Mars is lounging in a vinyl chair on the little porch/patio of the apartment. She's got on a haltered swimsuit, one that catcalls back to a bygone era. Her sunglasses are huge, they swallow her face much like the floppy hat of black straw swallows the tumult of her screaming red hair. She has a glass of diet lemonade, and her cellphone is singing some invigorating Bikini Kill thing. The peace is disturbed by a labor truck that goes lurching by. It is hiccuping diesel while the driver, all gristle and sunburn and decidedly not enough teeth for the smile he's giving her way, leers.
She pulls down her sunglasses to glare, and the strange memory, it seizes.
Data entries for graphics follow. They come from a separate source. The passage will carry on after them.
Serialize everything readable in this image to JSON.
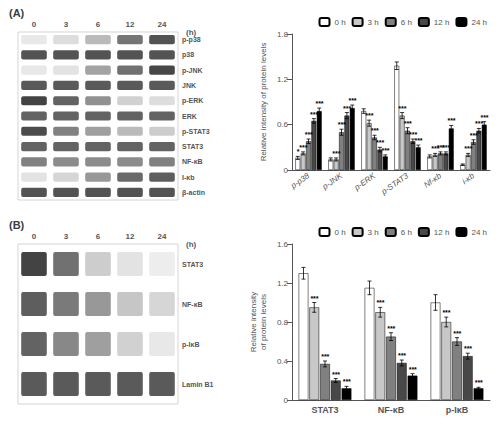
{
  "chart_data": [
    {
      "type": "heatmap",
      "title": "(A)",
      "x": [
        "0",
        "3",
        "6",
        "12",
        "24"
      ],
      "xlabel": "(h)",
      "y": [
        "p-p38",
        "p38",
        "p-JNK",
        "JNK",
        "p-ERK",
        "ERK",
        "p-STAT3",
        "STAT3",
        "NF-κB",
        "I-κb",
        "β-actin"
      ],
      "cells": [
        [
          0.1,
          0.15,
          0.3,
          0.6,
          0.75
        ],
        [
          0.75,
          0.75,
          0.75,
          0.75,
          0.75
        ],
        [
          0.1,
          0.12,
          0.4,
          0.62,
          0.8
        ],
        [
          0.72,
          0.72,
          0.72,
          0.72,
          0.72
        ],
        [
          0.82,
          0.68,
          0.48,
          0.2,
          0.15
        ],
        [
          0.68,
          0.68,
          0.68,
          0.68,
          0.68
        ],
        [
          0.78,
          0.55,
          0.42,
          0.3,
          0.22
        ],
        [
          0.68,
          0.68,
          0.68,
          0.68,
          0.68
        ],
        [
          0.55,
          0.5,
          0.5,
          0.5,
          0.55
        ],
        [
          0.12,
          0.18,
          0.45,
          0.65,
          0.7
        ],
        [
          0.75,
          0.75,
          0.75,
          0.75,
          0.75
        ]
      ]
    },
    {
      "type": "bar",
      "categories": [
        "p-p38",
        "p-JNK",
        "p-ERK",
        "p-STAT3",
        "Nf-κb",
        "i-κb"
      ],
      "ylabel": "Relative intensity of protein levels",
      "ylim": [
        0,
        1.8
      ],
      "yticks": [
        0,
        0.6,
        1.2,
        1.8
      ],
      "grid": false,
      "legend": "upper right",
      "series": [
        {
          "name": "0 h",
          "color": "#ffffff",
          "values": [
            0.16,
            0.14,
            0.78,
            1.38,
            0.18,
            0.07
          ],
          "errors": [
            0.02,
            0.02,
            0.03,
            0.05,
            0.02,
            0.01
          ],
          "annotations": [
            "*",
            null,
            null,
            null,
            null,
            null
          ]
        },
        {
          "name": "3 h",
          "color": "#c8c8c8",
          "values": [
            0.22,
            0.14,
            0.62,
            0.72,
            0.2,
            0.2
          ],
          "errors": [
            0.02,
            0.02,
            0.04,
            0.04,
            0.02,
            0.02
          ],
          "annotations": [
            "***",
            "***",
            "***",
            "***",
            "***",
            "***"
          ]
        },
        {
          "name": "6 h",
          "color": "#808080",
          "values": [
            0.38,
            0.5,
            0.43,
            0.52,
            0.22,
            0.37
          ],
          "errors": [
            0.03,
            0.04,
            0.03,
            0.04,
            0.02,
            0.03
          ],
          "annotations": [
            "***",
            "***",
            "***",
            "***",
            "***",
            "***"
          ]
        },
        {
          "name": "12 h",
          "color": "#484848",
          "values": [
            0.65,
            0.72,
            0.27,
            0.38,
            0.22,
            0.52
          ],
          "errors": [
            0.03,
            0.04,
            0.03,
            0.03,
            0.02,
            0.03
          ],
          "annotations": [
            "***",
            "***",
            "***",
            "***",
            "***",
            "***"
          ]
        },
        {
          "name": "24 h",
          "color": "#000000",
          "values": [
            0.78,
            0.82,
            0.18,
            0.3,
            0.55,
            0.6
          ],
          "errors": [
            0.04,
            0.04,
            0.02,
            0.03,
            0.04,
            0.04
          ],
          "annotations": [
            "***",
            "***",
            "***",
            "***",
            "***",
            "***"
          ]
        }
      ]
    },
    {
      "type": "heatmap",
      "title": "(B)",
      "x": [
        "0",
        "3",
        "6",
        "12",
        "24"
      ],
      "xlabel": "(h)",
      "y": [
        "STAT3",
        "NF-κB",
        "p-IκB",
        "Lamin B1"
      ],
      "cells": [
        [
          0.82,
          0.62,
          0.22,
          0.12,
          0.08
        ],
        [
          0.7,
          0.58,
          0.45,
          0.25,
          0.18
        ],
        [
          0.68,
          0.52,
          0.42,
          0.2,
          0.1
        ],
        [
          0.72,
          0.72,
          0.72,
          0.72,
          0.72
        ]
      ]
    },
    {
      "type": "bar",
      "categories": [
        "STAT3",
        "NF-κB",
        "p-IκB"
      ],
      "ylabel": "Relative intensity\nof protein levels",
      "ylim": [
        0,
        1.6
      ],
      "yticks": [
        0,
        0.4,
        0.8,
        1.2,
        1.6
      ],
      "grid": false,
      "legend": "upper right",
      "series": [
        {
          "name": "0 h",
          "color": "#ffffff",
          "values": [
            1.3,
            1.15,
            1.0
          ],
          "errors": [
            0.06,
            0.07,
            0.08
          ],
          "annotations": [
            null,
            null,
            null
          ]
        },
        {
          "name": "3 h",
          "color": "#c8c8c8",
          "values": [
            0.95,
            0.9,
            0.8
          ],
          "errors": [
            0.05,
            0.05,
            0.05
          ],
          "annotations": [
            "***",
            "***",
            "***"
          ]
        },
        {
          "name": "6 h",
          "color": "#808080",
          "values": [
            0.37,
            0.65,
            0.6
          ],
          "errors": [
            0.03,
            0.04,
            0.04
          ],
          "annotations": [
            "***",
            "***",
            "***"
          ]
        },
        {
          "name": "12 h",
          "color": "#484848",
          "values": [
            0.2,
            0.38,
            0.45
          ],
          "errors": [
            0.02,
            0.03,
            0.03
          ],
          "annotations": [
            "***",
            "***",
            "***"
          ]
        },
        {
          "name": "24 h",
          "color": "#000000",
          "values": [
            0.12,
            0.25,
            0.12
          ],
          "errors": [
            0.02,
            0.02,
            0.01
          ],
          "annotations": [
            "***",
            "***",
            "***"
          ]
        }
      ]
    }
  ]
}
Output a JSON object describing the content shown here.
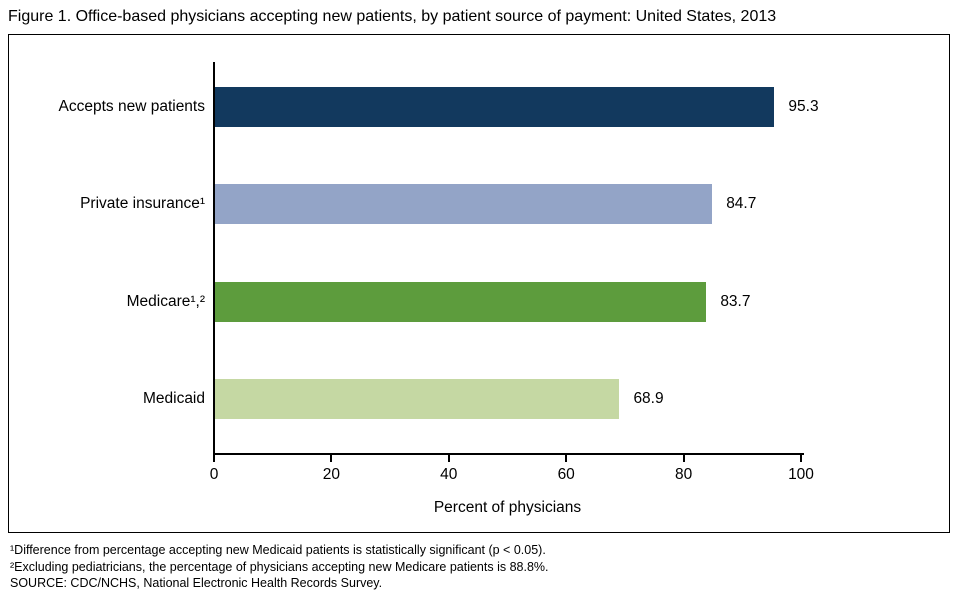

It kidnaps, it pricks her with vertigo, and seals her to the vinyl chair. There is no good fighting it, she sinks like a stone. The imagery is chaos. She's tumble-dry on low, spinning... and she has the brief thought that she'd always wanted to see Paris.
But not like this.
The memory folds up like origami and when it washes away from her like the retreat of a wave, there is curious victory on her tongue. It sweetens the diet lemonade that lingers, reminding Mars of the fact that she has a body, has a mind, has memories of her own. She dissects herself, carefully peels herself, away from whatever that was. The work truck with the gawk-eyed driver is gone, so Mars settles, uneasy, back into her patch of afternoon sun. She slides her sunglasses back into place.
And no, she doesn't think she ever wants to see Paris again.